Seen as ‘environmental love,’ storge can also be the motivation behind anything familiar to our environment. We may love our nation, our hometown, our race, our class, our socio-political identities, a familiar climate or a familiar terrain, a familiar architectural style or a familiar habit. These applications of storge are also plagued by certain expectations; we rebel against all forms of change and are deeply injured by trespasses against these familiarities.
It has been used to describe the form of almost obligatory affection that a monarch must have for his subjects, while also being used to describe returning ‘love’ to that self-same tyrant. The family is a macrocosm of this, because in familial relationships we are often expected to ‘love’ those who exhibit nothing worthy of our love. The demand is made that we ‘love’ the tyrant and in many cases we refuse to do so; because storge is monopolistic and does not foster other varieties of love, when familial affection breaks down, there is no commonality to preserve the relationship. We might think it upsetting and impossible for family’s to become estranged, for children to shun their parents or parents their children; but it is the most understandable and sympathetic relational divorce that exists.

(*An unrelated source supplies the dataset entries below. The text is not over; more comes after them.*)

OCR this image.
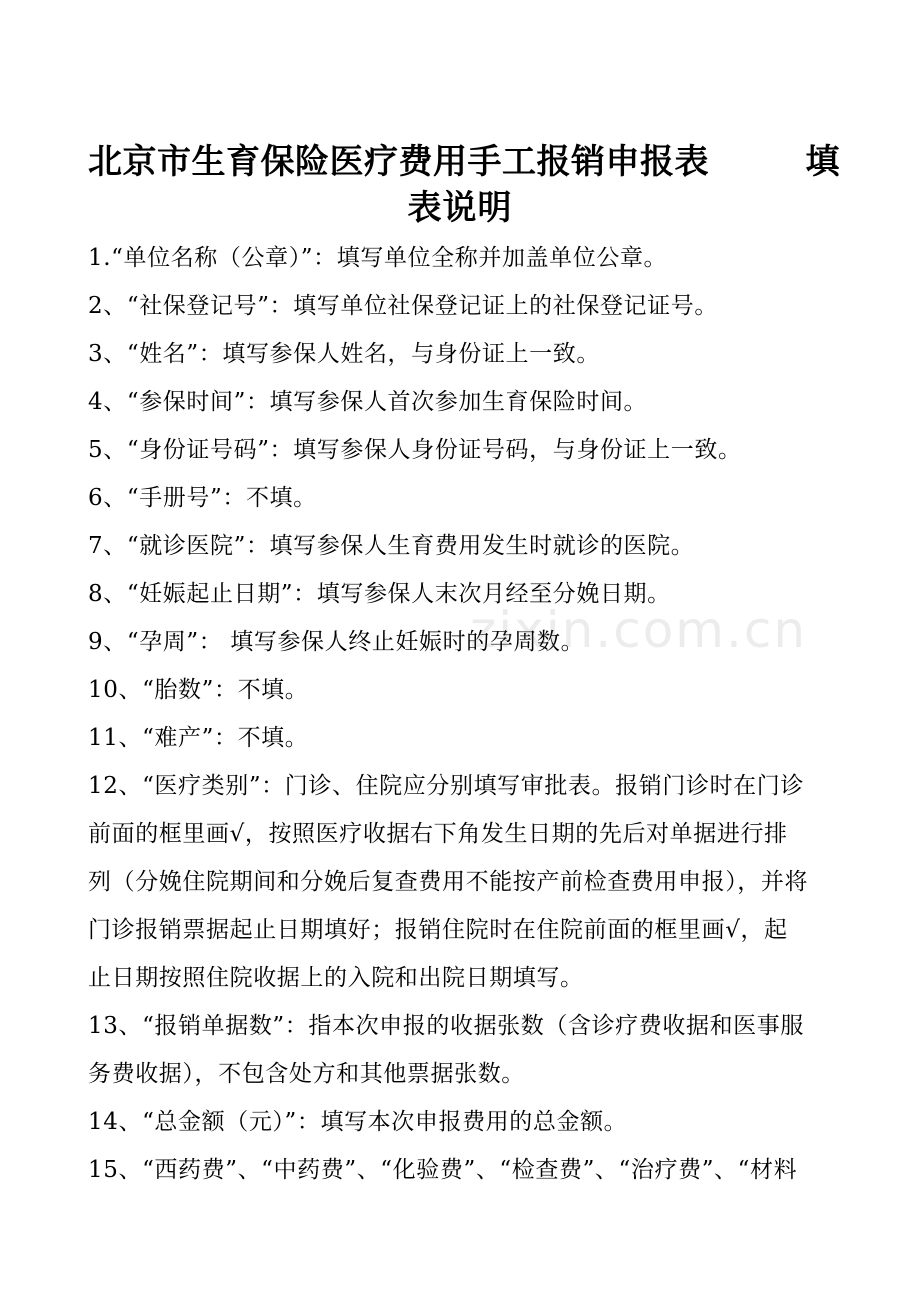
北京市生育保险医疗费用手工报销申报表	填
表说明
1.“单位名称（公章）”：填写单位全称并加盖单位公章。
2、“社保登记号”：填写单位社保登记证上的社保登记证号。
3、“姓名”：填写参保人姓名，与身份证上一致。
4、“参保时间”：填写参保人首次参加生育保险时间。
5、“身份证号码”：填写参保人身份证号码，与身份证上一致。
6、“手册号”：不填。
7、“就诊医院”：填写参保人生育费用发生时就诊的医院。
8、“妊娠起止日期”：填写参保人末次月经至分娩日期。
9、“孕周”： 填写参保人终止妊娠时的孕周数。
10、“胎数”：不填。
11、“难产”：不填。
12、“医疗类别”：门诊、住院应分别填写审批表。报销门诊时在门诊
前面的框里画√，按照医疗收据右下角发生日期的先后对单据进行排
列（分娩住院期间和分娩后复查费用不能按产前检查费用申报），并将
门诊报销票据起止日期填好；报销住院时在住院前面的框里画√，起
止日期按照住院收据上的入院和出院日期填写。
13、“报销单据数”：指本次申报的收据张数（含诊疗费收据和医事服
务费收据），不包含处方和其他票据张数。
14、“总金额（元）”：填写本次申报费用的总金额。
15、“西药费”、“中药费”、“化验费”、“检查费”、“治疗费”、“材料
zixin.com.cn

A child does not choose to be born. His existence relies on the actions of his parents. He does not choose the circumstances of his birth; language, location, religion, government, class, &c. He does not choose the people that make up his family. He is, however, endowed with a God-given dignity, an equality that makes him just as valuable as anyone else. In families, a natural but unenlightened hierarchy of expectation and demand almost always forms, based on:
- The irrational belief that children are permanently indebted to their parents.

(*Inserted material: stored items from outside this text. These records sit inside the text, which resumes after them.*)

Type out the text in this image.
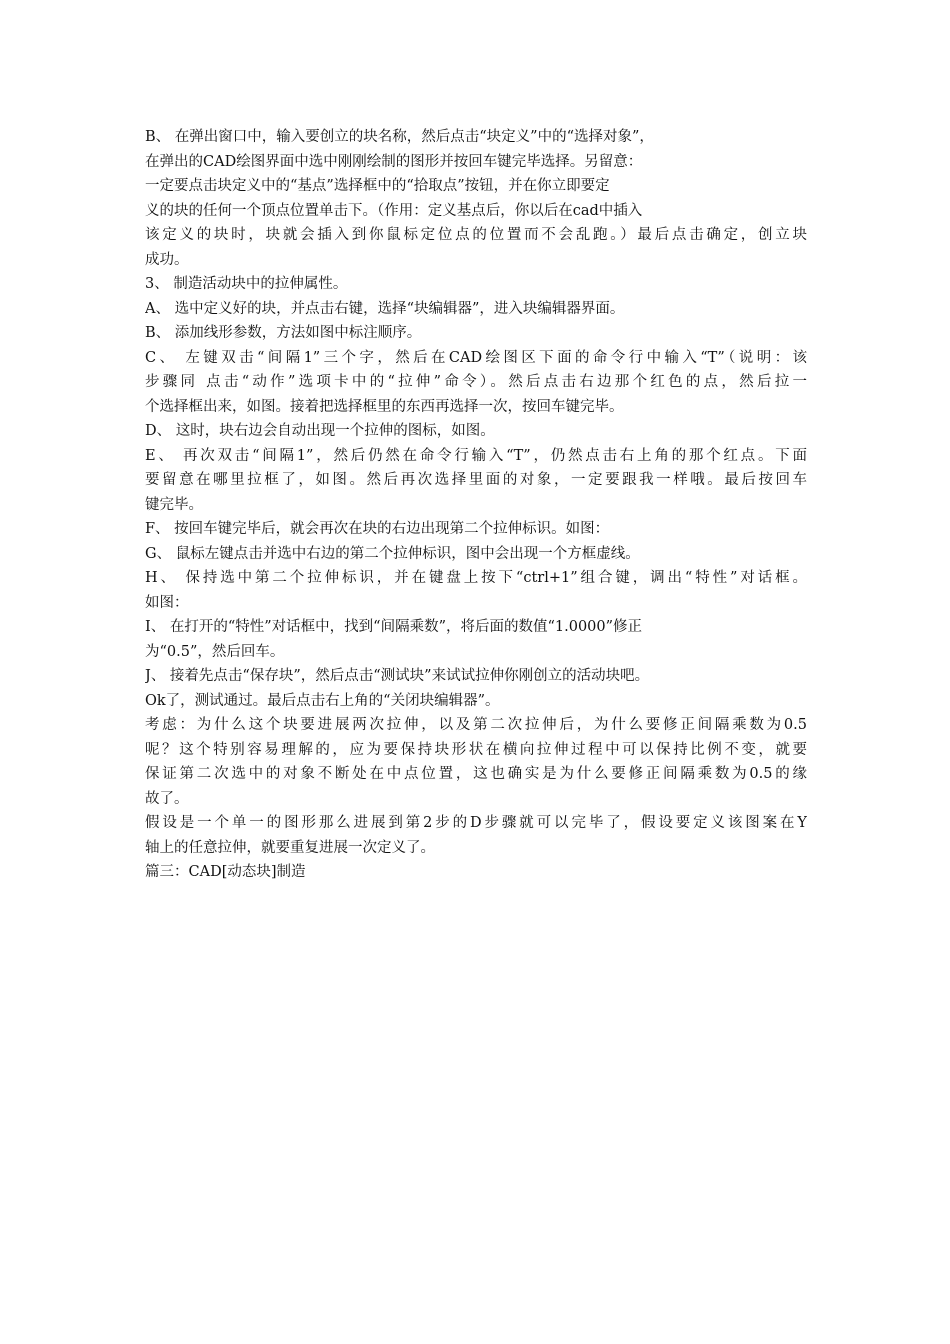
B、 在弹出窗口中，输入要创立的块名称，然后点击“块定义”中的“选择对象”，

在弹出的CAD绘图界面中选中刚刚绘制的图形并按回车键完毕选择。另留意：

一定要点击块定义中的“基点”选择框中的“拾取点”按钮，并在你立即要定

义的块的任何一个顶点位置单击下。（作用：定义基点后，你以后在cad中插入

该定义的块时，块就会插入到你鼠标定位点的位置而不会乱跑。）最后点击确定，创立块

成功。

3、 制造活动块中的拉伸属性。

A、 选中定义好的块，并点击右键，选择“块编辑器”，进入块编辑器界面。

B、 添加线形参数，方法如图中标注顺序。

C、 左键双击“间隔1”三个字，然后在CAD绘图区下面的命令行中输入“T”（说明：该

步骤同 点击“动作”选项卡中的“拉伸”命令）。然后点击右边那个红色的点，然后拉一

个选择框出来，如图。接着把选择框里的东西再选择一次，按回车键完毕。

D、 这时，块右边会自动出现一个拉伸的图标，如图。

E、 再次双击“间隔1”，然后仍然在命令行输入“T”，仍然点击右上角的那个红点。下面

要留意在哪里拉框了，如图。然后再次选择里面的对象，一定要跟我一样哦。最后按回车

键完毕。

F、 按回车键完毕后，就会再次在块的右边出现第二个拉伸标识。如图：

G、 鼠标左键点击并选中右边的第二个拉伸标识，图中会出现一个方框虚线。

H、 保持选中第二个拉伸标识，并在键盘上按下“ctrl+1”组合键，调出“特性”对话框。

如图：

I、 在打开的“特性”对话框中，找到“间隔乘数”，将后面的数值“1.0000”修正

为“0.5”，然后回车。

J、 接着先点击“保存块”，然后点击“测试块”来试试拉伸你刚创立的活动块吧。

Ok了，测试通过。最后点击右上角的“关闭块编辑器”。

考虑：为什么这个块要进展两次拉伸，以及第二次拉伸后，为什么要修正间隔乘数为0.5

呢？这个特别容易理解的，应为要保持块形状在横向拉伸过程中可以保持比例不变，就要

保证第二次选中的对象不断处在中点位置，这也确实是为什么要修正间隔乘数为0.5的缘

故了。

假设是一个单一的图形那么进展到第2步的D步骤就可以完毕了，假设要定义该图案在Y

轴上的任意拉伸，就要重复进展一次定义了。

篇三：CAD[动态块]制造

- The irrational belief that parents will always provide for their children, when needed.
These demands and expectations ignore the intrinsic dignity and equality of the child. The child cannot be justly indebted to his parents, because a just debt is contractual. A contractual agreement is mutual, because there is no decision or choice to be indebted to one’s parents, there cannot exist between them a just debt. As a result, parents that have expectations and make demands ignore that they alone are fully responsible for giving birth to a free agent, and have no right to expect or demand anything from that child once that child has reached mature free agency. That responsibility extends to everything that they do for that child. When that child reaches maturity and is no longer dependent on parental assistance, that child is also completely exonerated of all debts. Likewise, the child has no grounds for expecting or demanding anything from their parents after having reached maturity. Only after this point in life can the child/parent relationship incur contractual, mutual, and reciprocal debt. It is at this point that familial affection is provided the possibility of a deeper variety of love, although it rarely does because that affection is some of the most damning and restrictive baggage than anyone can carry around. As Philip Larkin once wrote,
‘They fuck you up, your mum and dad.
They may not mean to, but they do.
They fill you with the faults they had
And add some extra, just for you.But they were fucked up in their turn
By fools in old-style hats and coats,
Who half the time were soppy-stern
And half at one another’s throats.Man hands on misery to man.
It deepens like a coastal shelf.
Get out as early as you can,
And don’t have any kids yourself.
The conclusion is cynical, deterministic, and cowardly; but understandable and insightful. If we want familial relationships to be more than blood-association, we need to work harder to cultivate other forms of love within them.